Tuesday, May 03, 2005

Entrevista com Daumier-Smith

Publicada no semanário "Deutschland Heute", em 26/04/1949
Tradução Livre
Trata-se da ùnica entrevista concedida pelo mestre no pós-guerra

DH: Daumier, sua pintura no pós-guerra tem sido aclamada como o retrato da Nova Europa, onde predomina o ceticismo e desilusão. Essa período tem sido chamado de Fase Azul. Você concorda com a análise?
DM: Antes de mais nada, gostaria de esclarecer que o termos Fase Azul não partiu de mim, e embora não o desaprove completamente, tenho receio de ligações com o movimento Cavaleiro Azul, do expressionismo bávaro do começo do século, o que não é de todo verdade. Minha pintura tem sido cética, sim, marcada por toda a carga dramática pela qual passou e passa a Alemanha, mas que pode ser estendida para toda a Europa e o mundo. Mas o que você queria? Passarinhos sorridentes? Fumaça Sobre Haffensburg é um belo exemplo: toda aquela cortina de fumaça sobre Haffensburg pode ser entendida como uma fumaça sobre a Alemanha, a Europa, e o mundo, fumaça que impede a visão, cega os homens. Nesse ponto concordo plenamente com a análise.
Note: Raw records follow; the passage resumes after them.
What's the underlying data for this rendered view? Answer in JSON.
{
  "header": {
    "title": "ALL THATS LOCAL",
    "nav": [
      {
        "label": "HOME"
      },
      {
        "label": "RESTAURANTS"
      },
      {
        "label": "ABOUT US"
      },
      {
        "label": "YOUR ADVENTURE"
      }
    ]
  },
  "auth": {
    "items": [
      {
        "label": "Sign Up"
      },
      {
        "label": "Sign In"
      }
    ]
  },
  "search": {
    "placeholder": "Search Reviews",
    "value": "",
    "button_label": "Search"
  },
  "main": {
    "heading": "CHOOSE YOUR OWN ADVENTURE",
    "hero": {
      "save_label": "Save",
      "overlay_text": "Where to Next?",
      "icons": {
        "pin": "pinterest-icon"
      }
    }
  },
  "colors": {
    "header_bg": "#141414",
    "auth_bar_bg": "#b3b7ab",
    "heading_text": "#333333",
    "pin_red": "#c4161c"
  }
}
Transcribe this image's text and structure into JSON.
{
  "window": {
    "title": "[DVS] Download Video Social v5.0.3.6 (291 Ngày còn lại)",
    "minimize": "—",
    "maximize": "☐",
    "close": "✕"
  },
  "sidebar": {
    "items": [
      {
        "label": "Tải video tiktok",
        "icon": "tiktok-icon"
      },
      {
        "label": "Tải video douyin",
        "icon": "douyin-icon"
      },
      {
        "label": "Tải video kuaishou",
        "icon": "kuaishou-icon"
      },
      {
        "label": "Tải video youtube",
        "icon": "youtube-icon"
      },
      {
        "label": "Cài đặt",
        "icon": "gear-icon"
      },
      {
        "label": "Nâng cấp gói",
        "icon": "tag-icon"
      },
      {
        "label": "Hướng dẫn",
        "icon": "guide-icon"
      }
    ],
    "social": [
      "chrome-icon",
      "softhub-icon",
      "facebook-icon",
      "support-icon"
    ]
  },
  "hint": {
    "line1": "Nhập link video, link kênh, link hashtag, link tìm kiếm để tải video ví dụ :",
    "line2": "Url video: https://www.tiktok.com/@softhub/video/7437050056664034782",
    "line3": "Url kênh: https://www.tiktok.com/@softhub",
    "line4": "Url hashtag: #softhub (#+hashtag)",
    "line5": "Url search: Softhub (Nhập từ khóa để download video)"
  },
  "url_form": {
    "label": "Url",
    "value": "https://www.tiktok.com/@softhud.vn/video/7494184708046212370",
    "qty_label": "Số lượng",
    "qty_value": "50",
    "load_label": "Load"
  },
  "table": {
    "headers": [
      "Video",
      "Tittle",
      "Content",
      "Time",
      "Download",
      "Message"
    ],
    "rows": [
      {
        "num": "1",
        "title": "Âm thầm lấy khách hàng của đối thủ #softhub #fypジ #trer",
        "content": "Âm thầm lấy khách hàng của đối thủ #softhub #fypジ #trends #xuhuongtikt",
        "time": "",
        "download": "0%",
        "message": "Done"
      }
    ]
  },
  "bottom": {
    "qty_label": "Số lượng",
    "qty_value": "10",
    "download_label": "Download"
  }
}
DH: Sua obra tem sido chamado agora de Existencialismo Plástico, por causa de toda a temática. A aquisição de uma pintura sua por Albert Camus mês passado reforçaria esta tese. O que você tem a dizer?
DM: Vocês estão querendo rotular demais as coisas, tentar fazer com que um movimento nas artes plásticas e na filosofia seja parte da mesma coisa, quando são coisas completamente diferentes. Se Camus comprou meu quadro é porque gosta dele, e não porque enxerga nele traços existencialistas. Nunca li nada de Camus, o respeito como grande escritor, mas não tem nada a ver. É tudo parte do mundo em que vivemos, do estados das coisas na Europa. Quer dizer que so você comprasse um quadro meu diriam que estou na minha fase jornalística agora?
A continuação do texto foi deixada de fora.